Aki Kaurismäki 1957 yılında Finlandiya’nın Orimatilla kentinde doğdu. Tampere Üniversitesi’nde gazetecilik okudu. Burada film derneklerinde çeşitli etkinliklere katıldı. Sinemaya, 1980’lerin başında ağabeyi Mika’nın filmlerinde oyunculuk ve senaryo yazarlığı yaparak adım attı. 1983’de Dostoyevski’nin romanından uyarladığı “Suç ve Ceza” ile ilk uzun metrajlı filmini çekti. Diğer edebiyat uyarlamaları arasında Shakespeare’in Hamlet’ini Helsinki sanayi bölgesinde geçen tuhaf olaylarla birleştirdiği “Hamlet Goes Business”i ve Puccini’nin La Boheme operası sayesinde meşhur olan “Bohemian Life” (1992) adlı romanı sayabiliriz. Biçimsel ve tematik açıdan istikrarlı ve sistematik bir sinemacı olduğunu kanıtlamış olan Kaurismäki’nin yönetmenliğinin en önemli özellikleri, yalın ve disiplinli anlatımı, geleneklerin gücünün bilincinde olması ve çoğu zaman sertçe kullandığı kara mizahtır. Kaurismäki’nin, yaşamın kenarına itilmiş, yersiz yurtsuz karakterlerini sunuş biçimi, onları bu konuma iten toplumsal değerlerin eleştirisinin yanında bu insanların yaşamlarını daha iyi anlamanızı sağlamayı amaçlayan ahlaki sorumluluğu da içerir. Kaurismäki “Tutunamayanlar Üçlemesi” adını verdiği ama daha çok “İşçi Üçlemesi” adıyla bilinen serisine, çöp toplayarak geçinen bir adamla süpermarkette kasiyerlik yapan bir kadının Fin usulü aşkını romantik hayallerden ve günlük hayatın tekdüze gerçeklerinden uzak durarak anlattığı “Shadows in Paradise” (1986) ile başladı. Bu üçlemeyi, Helsinki’nin beton ormanında işsiz ve evsiz kalan bir adamın maceralarını konu alan “Ariel” (1988) ve Andersen’in masalını işçi sınıfına uyarladığı “The Match Factory Girl” (1990) ile tamamladı. Müziği yaşam biçimini simgelemekle kalmayıp aynı zamanda basmakalıp kurallara karşı bir başkaldırı aracı olarak gören Kaurismäki, dünyanın en kötü Rock grubu olan “Leningrad Cowboys / Leningrad Kovboyları” üzerine de üç filmlik bir seri yapmıştır. Son yıllarda tekrar ülkesindeki sorunlara odaklanan yönetmen, Finlandiya’da işsizlik üzerine yeni bir üçlemeye başladı. Sürüklenen Bulutlar ile işsiz kalan ve yaşamlarını onurlu bir şekilde sürdürmeye çalışan bir çiftin öyküsünü anlattı. Bu üçlemenin ikinci filmi olan Geçmişi Olmayan Adam, Cannes’da Jüri Büyük Ödülü’nü, Hamburg Film Festivali’nde Douglas Sirk Ödülü’nü ve Huesca Film Festivali’nde Luis Buñuel Ödülü’nü kazandı.
PROTESTOLARI
Fransa’ya savaşı desteklemekle suçladı…
Yönetmenin ödüller açısından bugüne dek en başarılı filmi, Geçmişi Olmayan Adam'dır. Film 2002'de Cannes Film Festivali'nde Grand Prix ödülünü kazandı ve 2003'te Yabancı Dilde En İyi Film Akademi Ödülü'ne aday oldu. Öte yandan Kaurismäki, savaş halindeki bir ülkeye gitmek istemediğini belirterek galaya katılmayı reddetti.

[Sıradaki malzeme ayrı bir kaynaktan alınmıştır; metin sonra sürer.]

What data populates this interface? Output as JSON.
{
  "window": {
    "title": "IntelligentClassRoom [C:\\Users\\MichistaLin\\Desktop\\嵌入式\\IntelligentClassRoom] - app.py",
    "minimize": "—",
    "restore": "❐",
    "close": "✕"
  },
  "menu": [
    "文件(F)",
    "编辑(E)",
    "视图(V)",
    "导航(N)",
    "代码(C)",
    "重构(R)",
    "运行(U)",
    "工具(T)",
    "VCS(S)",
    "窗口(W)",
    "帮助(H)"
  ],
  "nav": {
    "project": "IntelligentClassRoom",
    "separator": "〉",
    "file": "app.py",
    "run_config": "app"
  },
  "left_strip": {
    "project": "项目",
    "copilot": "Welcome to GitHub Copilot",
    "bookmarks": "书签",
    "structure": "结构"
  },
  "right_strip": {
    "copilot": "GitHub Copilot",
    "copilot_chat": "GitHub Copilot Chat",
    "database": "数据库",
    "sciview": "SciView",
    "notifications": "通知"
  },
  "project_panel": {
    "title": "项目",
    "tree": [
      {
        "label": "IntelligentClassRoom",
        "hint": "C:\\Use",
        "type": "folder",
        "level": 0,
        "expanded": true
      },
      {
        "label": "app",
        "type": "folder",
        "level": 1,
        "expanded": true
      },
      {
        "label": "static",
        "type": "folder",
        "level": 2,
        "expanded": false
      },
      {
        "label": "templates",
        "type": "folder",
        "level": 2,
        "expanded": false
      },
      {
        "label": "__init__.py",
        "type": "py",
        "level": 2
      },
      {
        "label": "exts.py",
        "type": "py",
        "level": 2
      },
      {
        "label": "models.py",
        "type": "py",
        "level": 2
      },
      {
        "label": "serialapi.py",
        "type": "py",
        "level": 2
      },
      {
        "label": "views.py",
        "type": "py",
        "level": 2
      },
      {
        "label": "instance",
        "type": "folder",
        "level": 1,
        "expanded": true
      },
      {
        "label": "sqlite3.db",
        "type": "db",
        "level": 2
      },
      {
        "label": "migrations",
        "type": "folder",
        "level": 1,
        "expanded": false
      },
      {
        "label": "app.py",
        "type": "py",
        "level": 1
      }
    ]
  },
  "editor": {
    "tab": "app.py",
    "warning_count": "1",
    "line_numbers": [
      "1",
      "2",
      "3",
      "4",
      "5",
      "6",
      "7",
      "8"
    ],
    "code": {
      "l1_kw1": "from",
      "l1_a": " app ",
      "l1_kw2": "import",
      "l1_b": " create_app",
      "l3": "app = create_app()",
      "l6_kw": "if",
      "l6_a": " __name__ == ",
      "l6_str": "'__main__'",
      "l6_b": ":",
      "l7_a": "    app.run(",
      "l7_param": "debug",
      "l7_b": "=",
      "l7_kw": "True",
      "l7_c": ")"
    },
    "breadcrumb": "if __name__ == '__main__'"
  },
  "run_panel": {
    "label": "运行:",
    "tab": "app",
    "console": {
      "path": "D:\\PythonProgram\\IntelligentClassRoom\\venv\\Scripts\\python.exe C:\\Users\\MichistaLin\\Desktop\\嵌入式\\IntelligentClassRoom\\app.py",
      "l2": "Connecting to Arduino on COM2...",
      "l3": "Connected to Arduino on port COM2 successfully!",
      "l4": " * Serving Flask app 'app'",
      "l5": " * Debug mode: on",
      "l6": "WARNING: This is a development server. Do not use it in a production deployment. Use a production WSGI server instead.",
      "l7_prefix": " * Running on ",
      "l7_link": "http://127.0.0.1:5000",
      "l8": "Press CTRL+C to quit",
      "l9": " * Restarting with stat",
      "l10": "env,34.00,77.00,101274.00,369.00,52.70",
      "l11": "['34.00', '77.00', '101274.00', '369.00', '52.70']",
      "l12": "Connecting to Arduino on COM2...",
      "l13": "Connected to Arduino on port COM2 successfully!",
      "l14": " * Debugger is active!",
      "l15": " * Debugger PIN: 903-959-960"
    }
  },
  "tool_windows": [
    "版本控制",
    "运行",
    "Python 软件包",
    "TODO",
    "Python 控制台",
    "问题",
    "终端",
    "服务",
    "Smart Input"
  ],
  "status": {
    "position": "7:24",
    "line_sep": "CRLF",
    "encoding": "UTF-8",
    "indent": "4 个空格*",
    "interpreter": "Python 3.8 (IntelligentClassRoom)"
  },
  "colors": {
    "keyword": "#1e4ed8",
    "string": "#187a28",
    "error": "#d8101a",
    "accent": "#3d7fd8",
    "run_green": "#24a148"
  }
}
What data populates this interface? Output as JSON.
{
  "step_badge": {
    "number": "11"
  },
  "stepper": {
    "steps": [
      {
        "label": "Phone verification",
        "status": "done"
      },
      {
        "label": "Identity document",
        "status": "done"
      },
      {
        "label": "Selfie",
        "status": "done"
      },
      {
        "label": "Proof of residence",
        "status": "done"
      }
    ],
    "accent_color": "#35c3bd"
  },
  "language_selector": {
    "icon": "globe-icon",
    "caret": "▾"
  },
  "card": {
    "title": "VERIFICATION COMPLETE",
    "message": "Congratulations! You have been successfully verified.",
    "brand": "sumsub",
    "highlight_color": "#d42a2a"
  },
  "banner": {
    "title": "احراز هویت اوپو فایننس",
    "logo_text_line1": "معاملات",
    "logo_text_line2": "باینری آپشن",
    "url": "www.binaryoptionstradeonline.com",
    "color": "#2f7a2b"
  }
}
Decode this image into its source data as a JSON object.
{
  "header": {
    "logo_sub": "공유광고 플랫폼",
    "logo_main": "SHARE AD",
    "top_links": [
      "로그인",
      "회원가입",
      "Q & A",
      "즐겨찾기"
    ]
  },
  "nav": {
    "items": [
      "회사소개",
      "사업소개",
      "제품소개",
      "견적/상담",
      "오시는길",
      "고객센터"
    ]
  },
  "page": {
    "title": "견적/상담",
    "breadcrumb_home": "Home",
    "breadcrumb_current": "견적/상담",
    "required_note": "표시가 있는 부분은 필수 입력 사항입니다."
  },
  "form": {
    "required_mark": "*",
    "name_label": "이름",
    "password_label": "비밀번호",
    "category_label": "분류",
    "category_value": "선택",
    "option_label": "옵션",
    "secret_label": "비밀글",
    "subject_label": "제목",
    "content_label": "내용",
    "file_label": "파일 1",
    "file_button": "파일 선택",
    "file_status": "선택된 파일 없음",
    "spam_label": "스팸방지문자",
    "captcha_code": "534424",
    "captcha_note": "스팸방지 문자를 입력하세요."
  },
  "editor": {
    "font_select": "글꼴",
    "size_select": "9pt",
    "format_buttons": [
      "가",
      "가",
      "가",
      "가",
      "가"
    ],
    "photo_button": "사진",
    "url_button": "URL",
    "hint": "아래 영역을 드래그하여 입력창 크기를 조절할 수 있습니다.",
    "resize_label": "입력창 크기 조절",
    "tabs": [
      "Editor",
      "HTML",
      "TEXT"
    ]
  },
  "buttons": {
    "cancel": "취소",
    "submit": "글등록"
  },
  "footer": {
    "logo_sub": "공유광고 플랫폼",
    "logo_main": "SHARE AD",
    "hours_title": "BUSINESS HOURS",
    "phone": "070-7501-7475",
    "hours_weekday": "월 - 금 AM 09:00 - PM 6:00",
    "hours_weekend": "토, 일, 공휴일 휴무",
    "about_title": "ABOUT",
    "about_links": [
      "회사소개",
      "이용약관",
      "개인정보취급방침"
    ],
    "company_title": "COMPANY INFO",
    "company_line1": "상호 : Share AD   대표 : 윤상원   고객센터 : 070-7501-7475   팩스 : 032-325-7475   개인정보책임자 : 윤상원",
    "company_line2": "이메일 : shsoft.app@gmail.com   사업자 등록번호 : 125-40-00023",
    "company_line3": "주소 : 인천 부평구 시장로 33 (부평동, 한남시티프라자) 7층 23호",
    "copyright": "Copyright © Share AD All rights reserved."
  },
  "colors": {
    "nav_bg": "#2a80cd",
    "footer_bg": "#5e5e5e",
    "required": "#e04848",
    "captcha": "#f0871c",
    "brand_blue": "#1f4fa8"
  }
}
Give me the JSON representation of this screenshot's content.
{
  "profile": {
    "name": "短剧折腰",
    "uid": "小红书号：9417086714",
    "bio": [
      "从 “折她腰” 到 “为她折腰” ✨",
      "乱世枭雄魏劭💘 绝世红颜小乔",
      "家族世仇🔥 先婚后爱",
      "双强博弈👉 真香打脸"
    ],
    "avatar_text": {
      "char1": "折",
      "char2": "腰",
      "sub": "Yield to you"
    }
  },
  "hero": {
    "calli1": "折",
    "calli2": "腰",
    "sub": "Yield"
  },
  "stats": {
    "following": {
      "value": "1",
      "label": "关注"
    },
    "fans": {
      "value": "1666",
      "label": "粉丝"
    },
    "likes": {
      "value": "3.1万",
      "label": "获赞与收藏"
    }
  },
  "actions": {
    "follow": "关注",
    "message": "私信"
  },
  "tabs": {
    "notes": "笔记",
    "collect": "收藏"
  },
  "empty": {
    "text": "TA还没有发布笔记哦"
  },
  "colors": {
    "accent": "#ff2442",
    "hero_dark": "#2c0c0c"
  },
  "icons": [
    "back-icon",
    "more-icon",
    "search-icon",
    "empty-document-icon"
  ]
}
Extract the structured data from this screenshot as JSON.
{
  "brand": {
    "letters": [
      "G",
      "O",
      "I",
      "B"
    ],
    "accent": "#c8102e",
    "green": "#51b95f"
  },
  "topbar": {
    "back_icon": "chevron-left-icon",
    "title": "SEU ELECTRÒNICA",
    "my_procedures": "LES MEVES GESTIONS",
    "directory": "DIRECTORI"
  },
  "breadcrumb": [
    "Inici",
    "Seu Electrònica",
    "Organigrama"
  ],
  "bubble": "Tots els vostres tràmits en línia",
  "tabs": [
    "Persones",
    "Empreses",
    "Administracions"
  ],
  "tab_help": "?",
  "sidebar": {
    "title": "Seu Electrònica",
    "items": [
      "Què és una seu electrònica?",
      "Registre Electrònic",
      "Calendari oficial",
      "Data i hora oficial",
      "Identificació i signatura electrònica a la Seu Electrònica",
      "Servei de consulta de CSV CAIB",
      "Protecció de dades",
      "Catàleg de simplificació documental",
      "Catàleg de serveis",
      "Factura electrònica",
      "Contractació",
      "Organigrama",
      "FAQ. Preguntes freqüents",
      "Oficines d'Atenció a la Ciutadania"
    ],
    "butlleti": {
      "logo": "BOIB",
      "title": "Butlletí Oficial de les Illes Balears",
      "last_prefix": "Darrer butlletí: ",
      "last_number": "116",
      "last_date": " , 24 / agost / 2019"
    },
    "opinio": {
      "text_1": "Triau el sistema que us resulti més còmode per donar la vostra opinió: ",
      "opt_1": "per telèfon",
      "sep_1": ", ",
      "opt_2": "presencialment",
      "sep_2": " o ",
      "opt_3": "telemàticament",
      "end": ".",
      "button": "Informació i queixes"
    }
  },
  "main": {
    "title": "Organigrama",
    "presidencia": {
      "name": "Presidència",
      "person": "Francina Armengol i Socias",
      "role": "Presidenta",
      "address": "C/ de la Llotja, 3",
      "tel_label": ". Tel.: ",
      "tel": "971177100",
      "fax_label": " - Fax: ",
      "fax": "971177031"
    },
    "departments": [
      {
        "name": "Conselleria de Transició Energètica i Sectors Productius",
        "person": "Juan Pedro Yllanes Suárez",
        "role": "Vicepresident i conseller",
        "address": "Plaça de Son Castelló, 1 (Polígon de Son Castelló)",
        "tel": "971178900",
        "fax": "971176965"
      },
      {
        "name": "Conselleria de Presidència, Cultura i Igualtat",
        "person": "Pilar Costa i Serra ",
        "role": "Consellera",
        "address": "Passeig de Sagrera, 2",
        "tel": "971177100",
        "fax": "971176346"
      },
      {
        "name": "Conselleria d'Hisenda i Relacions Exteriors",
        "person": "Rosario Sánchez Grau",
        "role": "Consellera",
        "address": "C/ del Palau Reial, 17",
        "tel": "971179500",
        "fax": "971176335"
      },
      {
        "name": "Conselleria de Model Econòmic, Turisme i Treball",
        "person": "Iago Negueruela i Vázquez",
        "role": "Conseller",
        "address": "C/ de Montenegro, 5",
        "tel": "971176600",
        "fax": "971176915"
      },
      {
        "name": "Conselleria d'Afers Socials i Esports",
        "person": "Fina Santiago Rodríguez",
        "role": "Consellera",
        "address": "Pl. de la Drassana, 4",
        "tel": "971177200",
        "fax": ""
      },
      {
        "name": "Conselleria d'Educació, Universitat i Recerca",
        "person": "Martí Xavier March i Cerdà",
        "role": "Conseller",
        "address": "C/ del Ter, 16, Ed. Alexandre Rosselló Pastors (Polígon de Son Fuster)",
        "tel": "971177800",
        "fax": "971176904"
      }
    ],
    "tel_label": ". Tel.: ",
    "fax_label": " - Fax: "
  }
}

ABD Başkanı George W. Bush'u adam yerine koymadı…
Bir sonraki filmi Alacakaranlıktaki Işıklar da Finlandiya'nın aynı dal için adayı oldu. Kaurismäki ödülleri yine boykot etti ve adaylığı ABD Başkanı George W. Bush'un dış politikalarını protesto amacıyla reddetti.
Abbas Kiyarüstemi’ye yapılanları kabul etmedi…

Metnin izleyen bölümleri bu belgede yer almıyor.